Fig. 1 – Vendas de caminhões na Europa por tipo de motorização Fonte: Acea.
No mercado de ônibus urbanos, a expectativa é que o uso de veículos híbridos diesel-elétrico e veículos elétricos se fortaleça representando a principal tendência para este segmento nesta primeira onda de substituição energética no Brasil. Em função do incentivo a estes dois tipos de motorização existente em algumas capitais e os custos promissores no ciclo de vida em relação a motorização à diesel, a velocidade de introdução desta tecnologia pode ser maior.
Cabe ressaltar que o uso de biocombustíveis, assim como a neutralização de emissões, também faz parte da combinação de fatores que representam a transição energética neste segmento de mercado. Na Europa, a grande participação de novos tipos de motorização no mercado, elétrica e híbrida diesel-elétrica se consolidam como principais tendências, no entanto, também se observa a entrada tardia de veículos a gás, mesmo não obtendo melhores resultados em relação à redução de emissões de GEEs.
Fig. 2 – Vendas de ônibus na Europa por tipo de motorização. Fonte: Acea.
Nesta primeira onda, há a expectativa da ampliação do uso de caminhões elétricos leves nas frotas urbanas, principalmente em função da necessidade limitada de autonomia, que hoje é plenamente atendida pelos veículos disponíveis no Brasil. Considerando o custo no ciclo de vida, os caminhões elétricos se equivalem aos híbridos diesel-elétrico, e permitem substituição dos motores diesel atuais garantindo um patamar de emissão zero, que os torna interessantes para empresas direcionadas a se posicionar proativamente na transição energética. Este segmento do mercado estaria se antecipando às exigências da 2ª onda de substituição energética.
Por último, no caso de máquinas e caminhões para uso agrícola observa-se a possibilidade de utilização de veículos com motorização a gás, considerando o interesse em ampliação do uso de biometano em regiões onde sua produção ocuparia um espaço natural no manejo de resíduos agrícolas. A disponibilidade comercial de veículos com esta motorização no país facilita o teste e desenvolvimento deste segmento, de forma a preparar o setor agrícola para a transição energética. O consumo neste segmento representa atualmente cerca de 15% do volume de diesel B no país.

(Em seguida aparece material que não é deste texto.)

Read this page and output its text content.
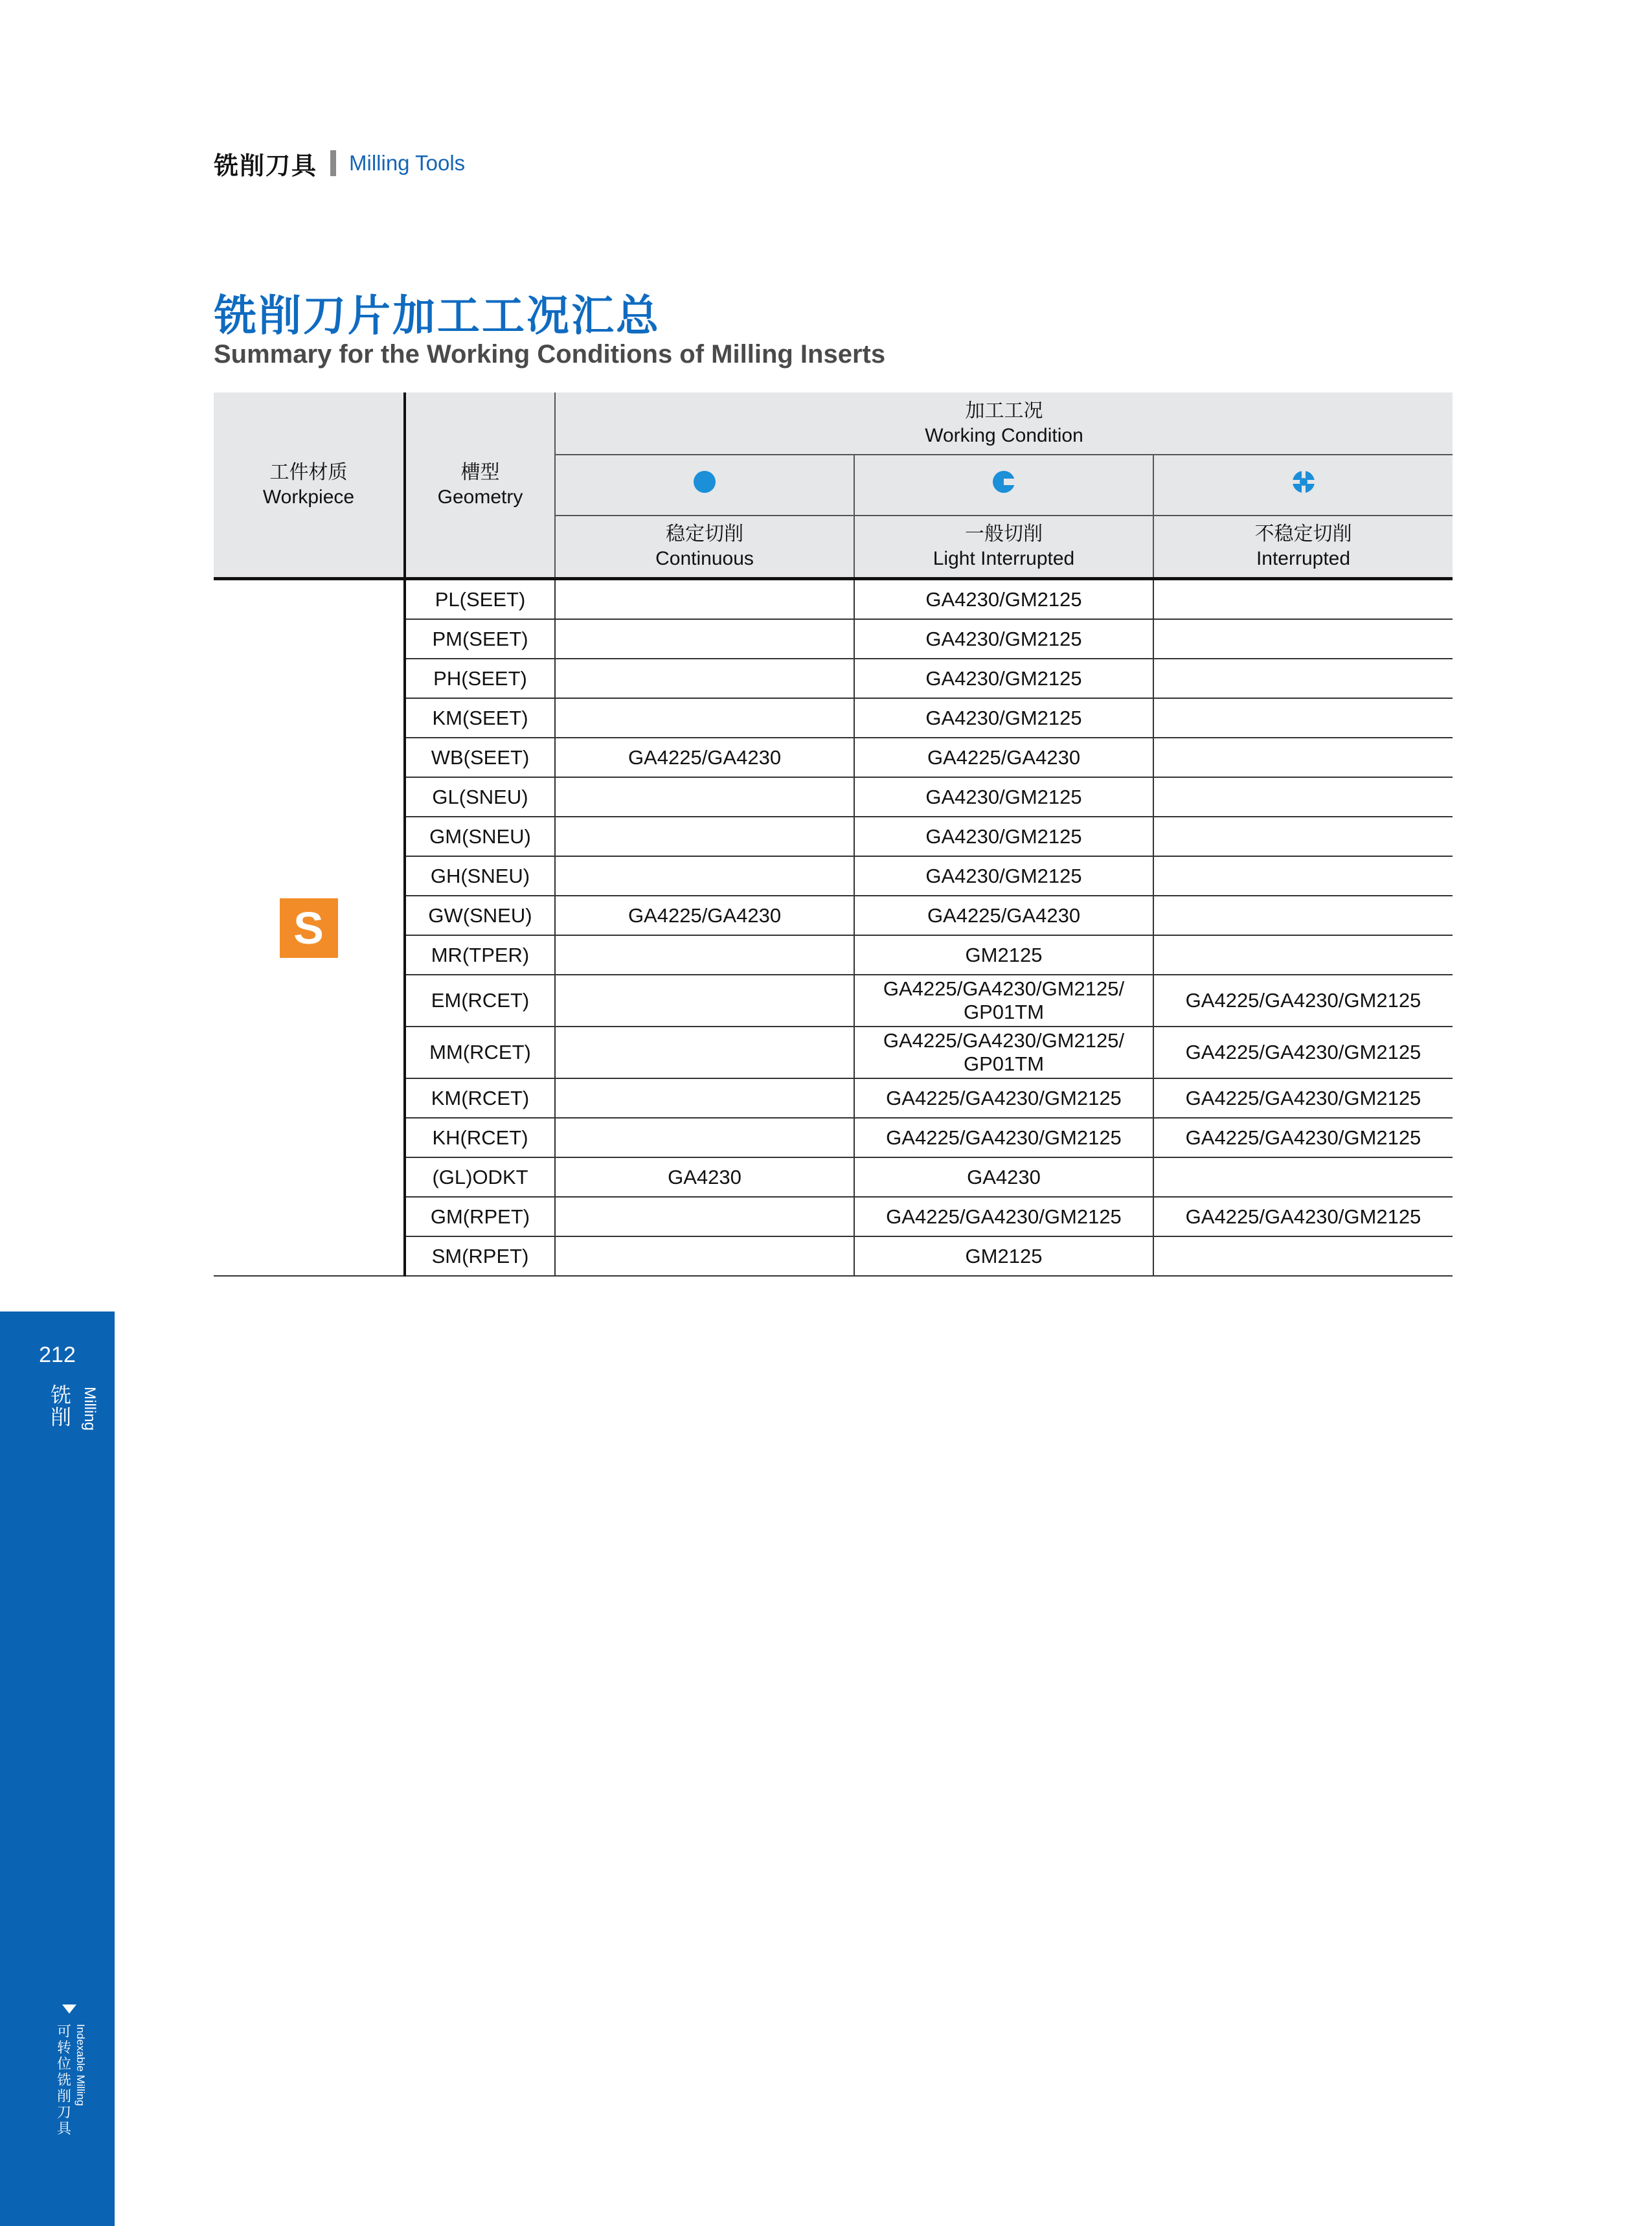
铣削刀具 Milling Tools
铣削刀片加工工况汇总
Summary for the Working Conditions of Milling Inserts
工件材质
Workpiece	槽型
Geometry	加工工况
Working Condition		

		稳定切削
Continuous	一般切削
Light Interrupted	不稳定切削
Interrupted

S	PL(SEET)		GA4230/GM2125	
	PM(SEET)		GA4230/GM2125	
	PH(SEET)		GA4230/GM2125	
	KM(SEET)		GA4230/GM2125	
	WB(SEET)	GA4225/GA4230	GA4225/GA4230	
	GL(SNEU)		GA4230/GM2125	
	GM(SNEU)		GA4230/GM2125	
	GH(SNEU)		GA4230/GM2125	
	GW(SNEU)	GA4225/GA4230	GA4225/GA4230	
	MR(TPER)		GM2125	
	EM(RCET)		GA4225/GA4230/GM2125/
GP01TM	GA4225/GA4230/GM2125
	MM(RCET)		GA4225/GA4230/GM2125/
GP01TM	GA4225/GA4230/GM2125
	KM(RCET)		GA4225/GA4230/GM2125	GA4225/GA4230/GM2125
	KH(RCET)		GA4225/GA4230/GM2125	GA4225/GA4230/GM2125
	(GL)ODKT	GA4230	GA4230	
	GM(RPET)		GA4225/GA4230/GM2125	GA4225/GA4230/GM2125
	SM(RPET)		GM2125	
212
铣削 Milling
可转位铣削刀具
Indexable Milling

2ª Onda de Substituição Energética do Diesel
A principal característica da 2ª onda para transição energética do diesel é representada pelo atingimento de zero emissões. A expectativa é que este tipo de cenário só possua condições que sustentem essa nova mudança tecnológica na década de 2050, mesmo que este movimento se inicie ainda na década anterior. Tais condições podem ser exemplificadas por “carbon taxes” que seriam representativas o suficiente para justificar os custos adicionais necessários para uma nova mudança tecnológica.

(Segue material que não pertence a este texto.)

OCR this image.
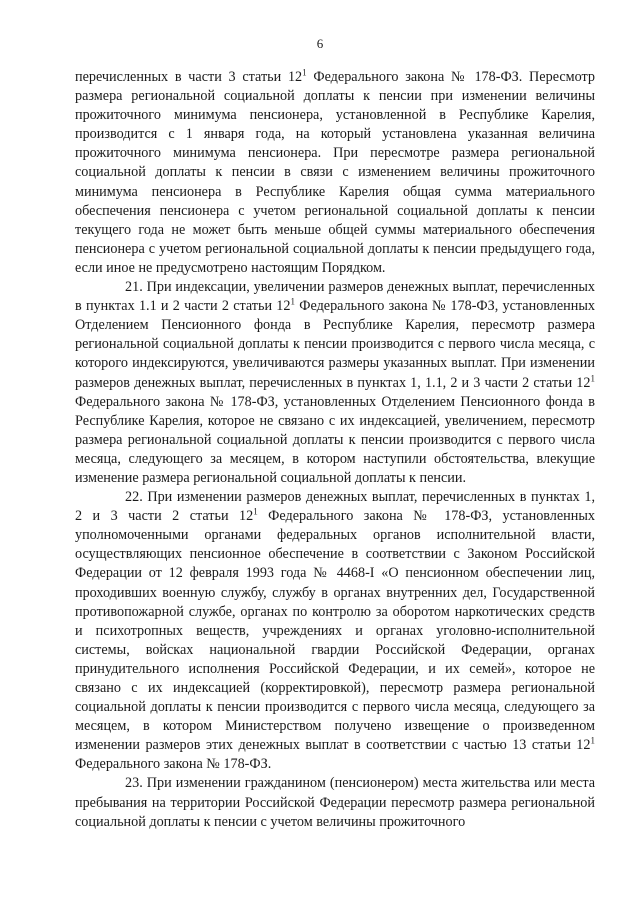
6

перечисленных в части 3 статьи $12^1$ Федерального закона № 178-ФЗ. Пересмотр размера региональной социальной доплаты к пенсии при изменении величины прожиточного минимума пенсионера, установленной в Республике Карелия, производится с 1 января года, на который установлена указанная величина прожиточного минимума пенсионера. При пересмотре размера региональной социальной доплаты к пенсии в связи с изменением величины прожиточного минимума пенсионера в Республике Карелия общая сумма материального обеспечения пенсионера с учетом региональной социальной доплаты к пенсии текущего года не может быть меньше общей суммы материального обеспечения пенсионера с учетом региональной социальной доплаты к пенсии предыдущего года, если иное не предусмотрено настоящим Порядком.

21. При индексации, увеличении размеров денежных выплат, перечисленных в пунктах 1.1 и 2 части 2 статьи $12^1$ Федерального закона № 178-ФЗ, установленных Отделением Пенсионного фонда в Республике Карелия, пересмотр размера региональной социальной доплаты к пенсии производится с первого числа месяца, с которого индексируются, увеличиваются размеры указанных выплат. При изменении размеров денежных выплат, перечисленных в пунктах 1, 1.1, 2 и 3 части 2 статьи $12^1$ Федерального закона № 178-ФЗ, установленных Отделением Пенсионного фонда в Республике Карелия, которое не связано с их индексацией, увеличением, пересмотр размера региональной социальной доплаты к пенсии производится с первого числа месяца, следующего за месяцем, в котором наступили обстоятельства, влекущие изменение размера региональной социальной доплаты к пенсии.

22. При изменении размеров денежных выплат, перечисленных в пунктах 1, 2 и 3 части 2 статьи $12^1$ Федерального закона № 178-ФЗ, установленных уполномоченными органами федеральных органов исполнительной власти, осуществляющих пенсионное обеспечение в соответствии с Законом Российской Федерации от 12 февраля 1993 года № 4468-I «О пенсионном обеспечении лиц, проходивших военную службу, службу в органах внутренних дел, Государственной противопожарной службе, органах по контролю за оборотом наркотических средств и психотропных веществ, учреждениях и органах уголовно-исполнительной системы, войсках национальной гвардии Российской Федерации, органах принудительного исполнения Российской Федерации, и их семей», которое не связано с их индексацией (корректировкой), пересмотр размера региональной социальной доплаты к пенсии производится с первого числа месяца, следующего за месяцем, в котором Министерством получено извещение о произведенном изменении размеров этих денежных выплат в соответствии с частью 13 статьи $12^1$ Федерального закона № 178-ФЗ.

23. При изменении гражданином (пенсионером) места жительства или места пребывания на территории Российской Федерации пересмотр размера региональной социальной доплаты к пенсии с учетом величины прожиточного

Neste caso, haveria duas soluções atualmente disponíveis: motorização elétrica e motorização a hidrogênio. Ambas não atenderiam às condições de uso para transporte de carga e passageiros em longas distâncias atualmente, porém o desenvolvimento nas próximas duas décadas poderá trazer novas possibilidades. Desta forma, a substituição energética do diesel neste segmento de mercado ainda deverá aguardar os próximos anos para uma definição clara.
No caso da aplicação para ônibus urbanos, a motorização elétrica já estaria em uso, possivelmente mais desenvolvida, havendo apenas o direcionamento para necessidade de atingimento de emissão zero neste segmento para a complementação da transição energética nesta 2ª onda.
No caso do setor agrícola a eliminação de emissões deverá ser direcionada para as motorizações elétrica e a hidrogênio no futuro, considerando tecnologias para produção local destes combustíveis alternativos, a partir da biomassa disponível. Esse vínculo entre a disponibilidade do insumo e a produção do combustível será um direcionador para a escolha das novas motorizações neste segmento.
Como o horizonte de 2040 e 2050 é ainda de difícil previsão, não se pode descartar novos avanços tecnológicos que venham a melhorar as motorizações em desenvolvimento ou criar novas alternativas ainda não mapeadas comercialmente, mudando o cenário para a 2ª onda.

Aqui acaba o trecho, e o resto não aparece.